After an evaluation, GNOME has moved from Bugzilla to GitLab. Learn more about GitLab.
No new issues can be reported in GNOME Bugzilla anymore.
To report an issue in a GNOME project, go to GNOME GitLab.
Do not go to GNOME Gitlab for: Bluefish, Doxygen, GnuCash, GStreamer, java-gnome, LDTP, NetworkManager, Tomboy.
Bug 678771 - GPG agent cannot unlock keys with % in passphrase
GPG agent cannot unlock keys with % in passphrase
Status: RESOLVED FIXED
Product: gnome-keyring
Classification: Core
Component: general
3.4.x
Other Linux
: Normal major
: ---
Assigned To: GNOME keyring maintainer(s)
GNOME keyring maintainer(s)
Depends on:
Blocks:
 
 
Reported: 2012-06-25 09:20 UTC by Jan de Groot
Modified: 2012-06-28 13:54 UTC
See Also:
GNOME target: ---
GNOME version: ---


Attachments
gpg-agent: Encode passwords when --data was requested (2.45 KB, patch)
2012-06-28 13:52 UTC, Stef Walter
committed Details | Review

Description Jan de Groot 2012-06-25 09:20:09 UTC
Since the upgrade to GNOME 3.4, I can no longer unlock my GPG keys using gnome-keyring as agent. Older versions that didn't integrate the password prompt into gnome-shell worked correctly.

gpg will just say "invalid passphrase" after entering my correct passphrase with % sign in it.
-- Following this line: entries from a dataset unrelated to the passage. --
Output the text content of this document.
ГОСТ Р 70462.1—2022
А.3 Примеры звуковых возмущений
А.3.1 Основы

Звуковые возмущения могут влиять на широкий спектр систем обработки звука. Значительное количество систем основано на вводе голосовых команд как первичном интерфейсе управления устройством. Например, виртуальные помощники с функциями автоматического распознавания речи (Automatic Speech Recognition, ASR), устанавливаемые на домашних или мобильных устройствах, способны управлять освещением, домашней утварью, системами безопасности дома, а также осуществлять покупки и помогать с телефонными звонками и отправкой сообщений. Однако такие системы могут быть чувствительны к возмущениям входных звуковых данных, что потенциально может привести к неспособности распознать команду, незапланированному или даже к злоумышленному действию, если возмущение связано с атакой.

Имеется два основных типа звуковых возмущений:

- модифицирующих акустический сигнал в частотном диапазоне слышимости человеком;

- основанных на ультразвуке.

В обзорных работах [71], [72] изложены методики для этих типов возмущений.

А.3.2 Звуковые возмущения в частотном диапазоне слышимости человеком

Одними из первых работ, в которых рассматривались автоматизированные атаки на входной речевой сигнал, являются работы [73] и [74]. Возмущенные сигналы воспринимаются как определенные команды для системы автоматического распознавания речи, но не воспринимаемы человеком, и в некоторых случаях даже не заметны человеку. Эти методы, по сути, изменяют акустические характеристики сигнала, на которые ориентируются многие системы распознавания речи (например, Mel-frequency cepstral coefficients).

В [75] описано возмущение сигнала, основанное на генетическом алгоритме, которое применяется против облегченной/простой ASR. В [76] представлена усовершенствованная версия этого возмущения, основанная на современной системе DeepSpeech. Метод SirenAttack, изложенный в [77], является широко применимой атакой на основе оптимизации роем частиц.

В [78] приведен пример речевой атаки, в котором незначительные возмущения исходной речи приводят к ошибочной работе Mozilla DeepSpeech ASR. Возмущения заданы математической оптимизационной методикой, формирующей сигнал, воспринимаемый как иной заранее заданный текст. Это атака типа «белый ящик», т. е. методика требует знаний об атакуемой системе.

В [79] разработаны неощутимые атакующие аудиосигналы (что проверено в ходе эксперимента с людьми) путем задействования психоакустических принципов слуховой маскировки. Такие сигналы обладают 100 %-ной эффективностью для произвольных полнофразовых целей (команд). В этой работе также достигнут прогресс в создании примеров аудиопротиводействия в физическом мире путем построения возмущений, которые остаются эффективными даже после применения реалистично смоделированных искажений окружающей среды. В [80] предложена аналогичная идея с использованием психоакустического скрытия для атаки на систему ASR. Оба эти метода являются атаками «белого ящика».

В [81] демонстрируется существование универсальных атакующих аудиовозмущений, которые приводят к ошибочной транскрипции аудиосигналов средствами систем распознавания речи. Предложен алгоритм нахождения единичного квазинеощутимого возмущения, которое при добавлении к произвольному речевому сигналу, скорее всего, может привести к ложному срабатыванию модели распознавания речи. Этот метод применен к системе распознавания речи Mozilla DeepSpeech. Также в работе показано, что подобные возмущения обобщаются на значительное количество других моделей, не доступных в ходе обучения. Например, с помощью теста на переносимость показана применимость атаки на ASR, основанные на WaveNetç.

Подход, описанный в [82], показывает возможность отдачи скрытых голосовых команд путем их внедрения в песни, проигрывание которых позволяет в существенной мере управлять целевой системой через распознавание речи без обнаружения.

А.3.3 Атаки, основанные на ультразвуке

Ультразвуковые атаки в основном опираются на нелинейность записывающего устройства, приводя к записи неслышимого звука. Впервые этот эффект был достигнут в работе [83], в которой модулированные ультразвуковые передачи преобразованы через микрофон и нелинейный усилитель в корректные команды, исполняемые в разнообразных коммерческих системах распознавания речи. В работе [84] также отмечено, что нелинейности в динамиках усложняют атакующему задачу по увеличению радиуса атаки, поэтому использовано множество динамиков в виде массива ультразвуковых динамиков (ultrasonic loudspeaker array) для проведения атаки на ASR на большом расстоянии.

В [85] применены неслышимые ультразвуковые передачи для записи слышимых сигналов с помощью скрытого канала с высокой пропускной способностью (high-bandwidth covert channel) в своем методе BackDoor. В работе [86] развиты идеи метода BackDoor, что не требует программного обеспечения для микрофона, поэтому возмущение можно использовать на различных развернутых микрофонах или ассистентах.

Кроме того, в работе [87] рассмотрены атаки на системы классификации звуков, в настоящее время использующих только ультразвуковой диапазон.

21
Using strace, I found out that the %-sign is not encoded at all when sent from gnome-keyring-daemon to GPG. The default password box that shows up when I unset GPG_AGENT_INFO encodes this character and unlocks my key correctly.
Comment 1 Stef Walter 2012-06-28 13:52:57 UTC
Created attachment 217522 [details] [review]
gpg-agent: Encode passwords when --data was requested

* Use URI encoding to return passwords when gnupg calls us with
   a --data argument.
Comment 2 Stef Walter 2012-06-28 13:54:00 UTC
Comment on attachment 217522 [details] [review]
gpg-agent: Encode passwords when --data was requested

Thanks for catching that. Here's the patch I committed to gnome-keyring to fix it.

There's two ways to request passwords. I guess you must have upgraded to gnupg 2.x or some gnupg version that requests passwords in the less tested way.